Senator Kennedy’s response was highly predictable: complain about Bush administration policies, a tactic he has been using a lot lately:
"Clearly, we need to improve our public diplomacy and information age communication in the Muslim world," Kennedy said in a statement. "But nothing has done more to encourage increased Al Qaeda recruitment and made America less safe than the war in Iraq and the incompetent way it's been managed. Our greatest failure is our policy."
Rumsfeld and Kennedy are both bright, driven men of vast experience, so it’s difficult to watch the Secretary’s desire to shape the global media battlespace solely through improved technology and public relations, and equally uncomfortable to witness the Senator’s reflexive criticism of U.S. policy and apparent lack of alternatives.
If Al-Qa’ida and its allies have any particular savvy in the media battlespace, it derives from self-knowledge—knowing which cultural buttons to push to influence Muslims. Everything comes back to humiliation by Zionist Crusaders and the upcoming, divinely ordained turning of those tables. It’s a limited narrative but Al-Qa’ida & Co. are remarkably consistent about viewing news events through this lens.

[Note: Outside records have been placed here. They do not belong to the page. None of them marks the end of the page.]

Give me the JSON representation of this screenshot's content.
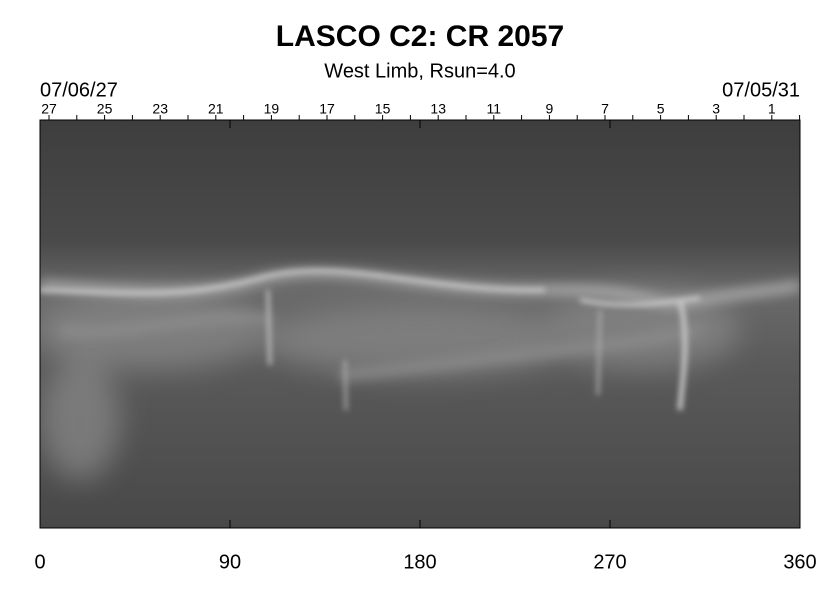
{
  "chart_data": {
    "type": "image",
    "title": "LASCO C2: CR 2057",
    "subtitle": "West Limb, Rsun=4.0",
    "start_date": "07/06/27",
    "end_date": "07/05/31",
    "top_labels": [
      "27",
      "25",
      "23",
      "21",
      "19",
      "17",
      "15",
      "13",
      "11",
      "9",
      "7",
      "5",
      "3",
      "1"
    ],
    "xlim": [
      0,
      360
    ],
    "xticks": [
      0,
      90,
      180,
      270,
      360
    ]
  }
}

Most Muslims do not have access to the electronic gadgetry Secretary Rumsfeld lists; I’d be surprised if most had made a phone call, let alone surfed the Web using a BlackBerry.
Perhaps the question the Secretary should ask is: How can we strike a chord that affects all Muslims, not just the small percentage who have access to 21st-century technology? The answer may be some blend of Kennedy’s unspecified policy changes and Rumsfeld’s “rapidly deployable military communications teams, that are organized and focused on specific geographic areas of the world.” But it’s certainly not one or the other.